There are going to be a lot of jobs disappearing as the lowest paid get their full time work replaced by 2 or 3 part-timers on less than £5k a year each.

Lola said...

Speaking as someone with direct experience of FS I can safely say that it will not work, except that it is compulsory on employers -another atx and barrier to employment. In its essential structure it a price controlled group money purchase scheme, probably structured as a group personal pension.

The vast majority of people treat any form of savings as a lost spending opportunity. And if they are savers most never save enough maninly because someone else is doing it for them, they think.

The predecessor of the NEST scheme was the whole Stakeholder bollocks, which was again a price controlled suite of products. Please note that outfits like mine were already supplying pensions and ISA's and the like at less than the Stakeholder cap even before it was launched, but we do charge for our 'advice' which is not provided for in either NEST or Stakeholder. BTW stakeholder utterly failed, because of what I set out in the second para above.

Amusingly the TER on the funds we use for clients is now about 0.4% per annum. The NEST products have been quoted as having a 0.3% annual charge. This is not a TER, which is always higher.

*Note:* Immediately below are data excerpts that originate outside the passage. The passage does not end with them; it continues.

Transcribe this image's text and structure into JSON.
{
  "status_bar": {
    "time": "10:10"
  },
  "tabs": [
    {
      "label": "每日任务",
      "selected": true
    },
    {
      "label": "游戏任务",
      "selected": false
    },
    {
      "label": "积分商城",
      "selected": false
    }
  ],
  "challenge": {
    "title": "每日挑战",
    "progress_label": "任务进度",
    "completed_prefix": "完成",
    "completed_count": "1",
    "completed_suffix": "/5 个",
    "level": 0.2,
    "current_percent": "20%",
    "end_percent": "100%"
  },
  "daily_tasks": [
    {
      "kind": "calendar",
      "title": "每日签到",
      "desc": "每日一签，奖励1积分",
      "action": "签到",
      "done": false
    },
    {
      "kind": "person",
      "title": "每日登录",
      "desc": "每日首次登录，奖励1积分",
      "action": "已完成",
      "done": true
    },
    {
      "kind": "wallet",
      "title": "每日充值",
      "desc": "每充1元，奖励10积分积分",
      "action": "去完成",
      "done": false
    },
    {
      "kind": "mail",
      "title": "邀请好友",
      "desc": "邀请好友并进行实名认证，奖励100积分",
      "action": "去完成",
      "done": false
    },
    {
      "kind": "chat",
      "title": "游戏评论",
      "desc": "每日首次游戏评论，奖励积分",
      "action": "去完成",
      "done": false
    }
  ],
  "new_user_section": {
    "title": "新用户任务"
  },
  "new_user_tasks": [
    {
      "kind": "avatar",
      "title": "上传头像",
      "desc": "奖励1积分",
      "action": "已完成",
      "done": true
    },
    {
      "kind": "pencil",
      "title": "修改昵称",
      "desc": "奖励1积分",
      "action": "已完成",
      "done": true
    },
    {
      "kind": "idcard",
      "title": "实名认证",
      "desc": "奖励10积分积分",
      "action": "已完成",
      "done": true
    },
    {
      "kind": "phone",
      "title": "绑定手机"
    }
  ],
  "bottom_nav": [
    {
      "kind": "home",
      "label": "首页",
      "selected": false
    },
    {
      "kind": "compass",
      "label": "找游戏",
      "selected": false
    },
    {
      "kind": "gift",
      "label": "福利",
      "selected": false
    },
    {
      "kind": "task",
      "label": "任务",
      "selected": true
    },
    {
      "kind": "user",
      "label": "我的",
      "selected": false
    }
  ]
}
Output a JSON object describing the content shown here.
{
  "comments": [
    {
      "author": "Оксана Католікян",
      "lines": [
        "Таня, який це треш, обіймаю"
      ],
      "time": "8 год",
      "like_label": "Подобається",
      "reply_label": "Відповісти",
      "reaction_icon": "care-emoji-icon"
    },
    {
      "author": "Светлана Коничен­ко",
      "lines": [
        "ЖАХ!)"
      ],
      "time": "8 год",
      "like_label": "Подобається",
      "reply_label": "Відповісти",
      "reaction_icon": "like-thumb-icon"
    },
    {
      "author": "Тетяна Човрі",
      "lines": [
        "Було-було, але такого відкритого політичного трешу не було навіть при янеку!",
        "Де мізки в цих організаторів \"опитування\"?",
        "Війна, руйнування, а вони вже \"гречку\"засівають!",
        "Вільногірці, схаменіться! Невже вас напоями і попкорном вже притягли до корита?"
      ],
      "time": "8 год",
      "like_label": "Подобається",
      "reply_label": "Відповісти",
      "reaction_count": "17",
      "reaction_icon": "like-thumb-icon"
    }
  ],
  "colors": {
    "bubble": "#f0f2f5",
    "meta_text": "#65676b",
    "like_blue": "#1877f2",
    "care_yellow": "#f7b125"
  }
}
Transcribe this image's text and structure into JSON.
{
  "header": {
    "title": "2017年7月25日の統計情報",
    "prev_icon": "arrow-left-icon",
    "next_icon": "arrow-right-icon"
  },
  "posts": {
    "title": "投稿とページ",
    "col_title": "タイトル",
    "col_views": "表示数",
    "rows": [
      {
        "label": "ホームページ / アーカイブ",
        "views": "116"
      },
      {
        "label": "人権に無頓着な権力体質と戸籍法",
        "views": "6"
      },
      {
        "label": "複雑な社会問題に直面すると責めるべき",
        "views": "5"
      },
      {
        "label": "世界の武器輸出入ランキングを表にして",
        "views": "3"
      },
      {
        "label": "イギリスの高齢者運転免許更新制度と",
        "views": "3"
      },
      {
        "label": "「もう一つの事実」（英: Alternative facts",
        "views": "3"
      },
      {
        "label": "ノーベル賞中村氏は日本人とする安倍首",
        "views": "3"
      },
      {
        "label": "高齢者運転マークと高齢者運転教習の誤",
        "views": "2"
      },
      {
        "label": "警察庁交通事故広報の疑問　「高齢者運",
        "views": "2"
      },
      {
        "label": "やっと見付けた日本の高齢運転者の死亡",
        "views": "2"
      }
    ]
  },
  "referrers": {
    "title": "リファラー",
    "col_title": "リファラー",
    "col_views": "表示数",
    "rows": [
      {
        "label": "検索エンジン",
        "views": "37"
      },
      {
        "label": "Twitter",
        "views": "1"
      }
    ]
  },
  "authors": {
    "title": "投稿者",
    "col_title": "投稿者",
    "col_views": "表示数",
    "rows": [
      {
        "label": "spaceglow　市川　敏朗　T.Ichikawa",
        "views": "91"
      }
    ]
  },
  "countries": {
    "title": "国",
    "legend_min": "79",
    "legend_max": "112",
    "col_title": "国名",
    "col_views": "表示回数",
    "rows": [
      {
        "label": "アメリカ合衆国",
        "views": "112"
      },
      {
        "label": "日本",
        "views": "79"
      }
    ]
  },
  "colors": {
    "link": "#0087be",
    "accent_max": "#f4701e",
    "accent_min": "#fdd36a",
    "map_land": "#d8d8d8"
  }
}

The low earners that take this up will never accumulate a fund of sufficient size to be able to access the best annuity or other pension income deals at NRA. It will just exclude them from benefits.

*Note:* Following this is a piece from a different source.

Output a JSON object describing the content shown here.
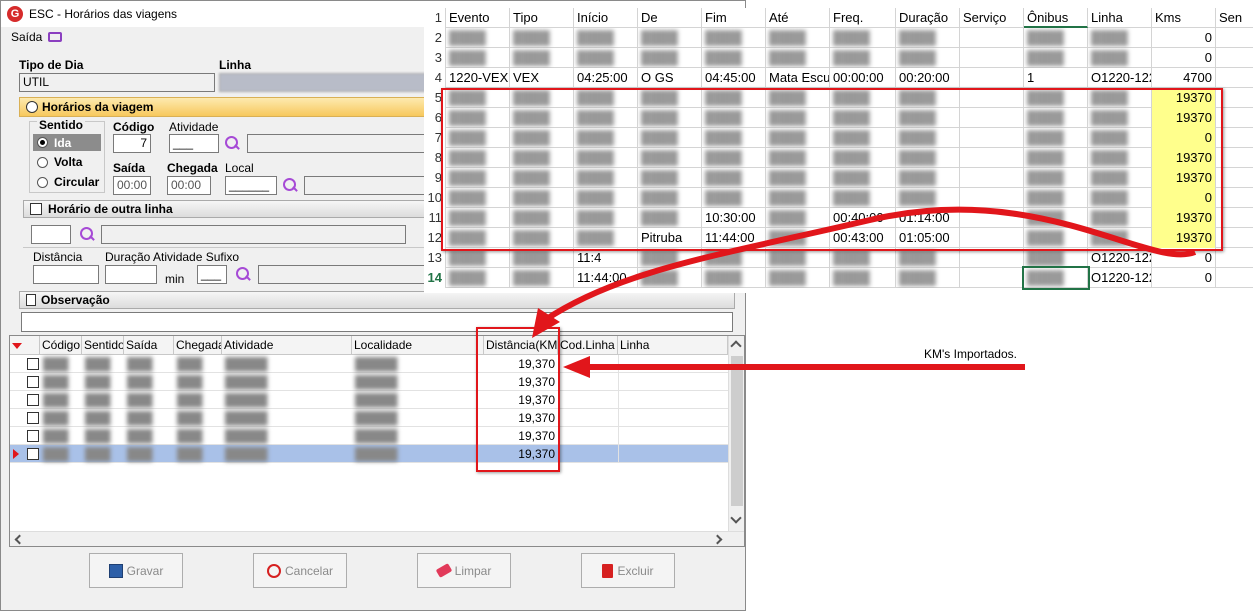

Before they join this scheme someone should advise each member of all these things, but who pays for that? I'm not doing it for free and I do not see why I should pay taxes for the estate to employ somebody to do for free. Anyway they'd mostly be cluless clerks who have no idea of how not joining NEST would be the best option.

Hopefully this is the last desparate corporatist throw of this useless government. It's a shit idea and it will be shit in practice.

Mark Wadsworth said...

FT, L, oops, I forgot to mention that means testing will wipe out half of any paltry pension income arising, well spotted.

bayard said...

"It will just exclude them from benefits."

Presumably that's the main idea behind the scheme.

Mark Wadsworth said...

B, yup. Once you finish all the netting off and transfers to and fro, it's shifting money from low income people to the insurance companies.